Bayesian Scattering: A Principled Baseline for Uncertainty on Image Data
This provides a principled baseline for uncertainty quantification in image data, addressing a gap in the field for interpretable methods, though it is incremental as it adapts existing scattering transforms to a Bayesian framework.
The authors tackled the lack of interpretable, mathematically grounded baselines for uncertainty quantification in image data by proposing Bayesian scattering, which combines a wavelet scattering transform with a probabilistic head to provide sensible uncertainty estimates even under distribution shifts, achieving solid baseline performance across medical imaging, wealth mapping, and molecular property optimization tasks.
Uncertainty quantification for image data is dominated by complex deep learning methods, yet the field lacks an interpretable, mathematically grounded baseline.

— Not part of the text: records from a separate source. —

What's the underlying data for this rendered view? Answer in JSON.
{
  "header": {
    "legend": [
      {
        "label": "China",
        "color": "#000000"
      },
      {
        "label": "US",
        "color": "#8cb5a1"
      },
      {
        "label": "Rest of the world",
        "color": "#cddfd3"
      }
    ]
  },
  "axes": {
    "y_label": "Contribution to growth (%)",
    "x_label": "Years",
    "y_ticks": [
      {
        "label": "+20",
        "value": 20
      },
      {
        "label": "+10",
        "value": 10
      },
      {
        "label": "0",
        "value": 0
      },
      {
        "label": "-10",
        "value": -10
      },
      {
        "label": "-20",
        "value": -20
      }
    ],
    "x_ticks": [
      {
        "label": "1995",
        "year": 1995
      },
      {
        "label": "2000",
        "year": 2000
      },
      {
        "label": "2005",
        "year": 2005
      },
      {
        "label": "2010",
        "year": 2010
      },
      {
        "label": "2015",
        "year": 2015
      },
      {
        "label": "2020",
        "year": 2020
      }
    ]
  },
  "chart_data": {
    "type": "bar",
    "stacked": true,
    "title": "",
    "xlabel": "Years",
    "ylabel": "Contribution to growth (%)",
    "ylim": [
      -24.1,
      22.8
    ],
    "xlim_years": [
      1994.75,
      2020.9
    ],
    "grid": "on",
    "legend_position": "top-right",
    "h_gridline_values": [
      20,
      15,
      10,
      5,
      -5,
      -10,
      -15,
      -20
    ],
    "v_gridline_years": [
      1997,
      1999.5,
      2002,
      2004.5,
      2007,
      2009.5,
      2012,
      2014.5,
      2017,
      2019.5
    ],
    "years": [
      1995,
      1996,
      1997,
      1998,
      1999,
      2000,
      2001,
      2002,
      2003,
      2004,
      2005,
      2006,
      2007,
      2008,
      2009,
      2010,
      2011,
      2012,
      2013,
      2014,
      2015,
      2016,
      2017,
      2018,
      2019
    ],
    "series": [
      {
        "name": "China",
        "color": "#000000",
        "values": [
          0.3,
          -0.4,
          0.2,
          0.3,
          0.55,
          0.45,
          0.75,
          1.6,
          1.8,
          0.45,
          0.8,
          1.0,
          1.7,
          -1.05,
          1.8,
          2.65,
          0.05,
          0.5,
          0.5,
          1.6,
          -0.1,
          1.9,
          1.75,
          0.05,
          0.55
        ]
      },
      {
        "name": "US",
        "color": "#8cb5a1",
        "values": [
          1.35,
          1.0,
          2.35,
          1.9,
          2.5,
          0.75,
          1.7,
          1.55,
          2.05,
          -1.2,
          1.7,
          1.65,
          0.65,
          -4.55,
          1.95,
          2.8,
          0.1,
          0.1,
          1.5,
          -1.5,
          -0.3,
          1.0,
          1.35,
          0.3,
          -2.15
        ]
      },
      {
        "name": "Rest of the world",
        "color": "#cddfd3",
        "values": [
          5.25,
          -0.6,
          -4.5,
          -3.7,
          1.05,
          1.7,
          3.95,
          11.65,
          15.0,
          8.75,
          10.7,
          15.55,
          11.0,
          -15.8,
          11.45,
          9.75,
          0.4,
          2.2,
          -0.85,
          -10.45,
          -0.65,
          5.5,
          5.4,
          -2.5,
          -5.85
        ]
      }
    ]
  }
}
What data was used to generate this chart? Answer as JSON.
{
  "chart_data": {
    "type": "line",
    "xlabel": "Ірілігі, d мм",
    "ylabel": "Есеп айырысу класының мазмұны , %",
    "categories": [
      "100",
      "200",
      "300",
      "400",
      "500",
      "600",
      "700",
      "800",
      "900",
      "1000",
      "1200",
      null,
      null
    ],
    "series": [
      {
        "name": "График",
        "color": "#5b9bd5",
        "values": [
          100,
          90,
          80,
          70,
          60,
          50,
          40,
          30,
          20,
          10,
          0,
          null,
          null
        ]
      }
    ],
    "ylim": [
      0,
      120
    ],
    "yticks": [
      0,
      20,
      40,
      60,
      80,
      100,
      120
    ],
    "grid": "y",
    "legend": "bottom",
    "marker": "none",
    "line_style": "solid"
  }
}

We propose Bayesian scattering to fill this gap, serving as a first-step baseline akin to the role of Bayesian linear regression for tabular data. Our method couples the wavelet scattering transform-a deep, non-learned feature extractor-with a simple probabilistic head. Because scattering features are derived from geometric principles rather than learned, they avoid overfitting the training distribution. This helps provide sensible uncertainty estimates even under significant distribution shifts. We validate this on diverse tasks, including medical imaging under institution shift, wealth mapping under country-to-country shift, and Bayesian optimization of molecular properties. Our results suggest that Bayesian scattering is a solid baseline for complex uncertainty quantification methods.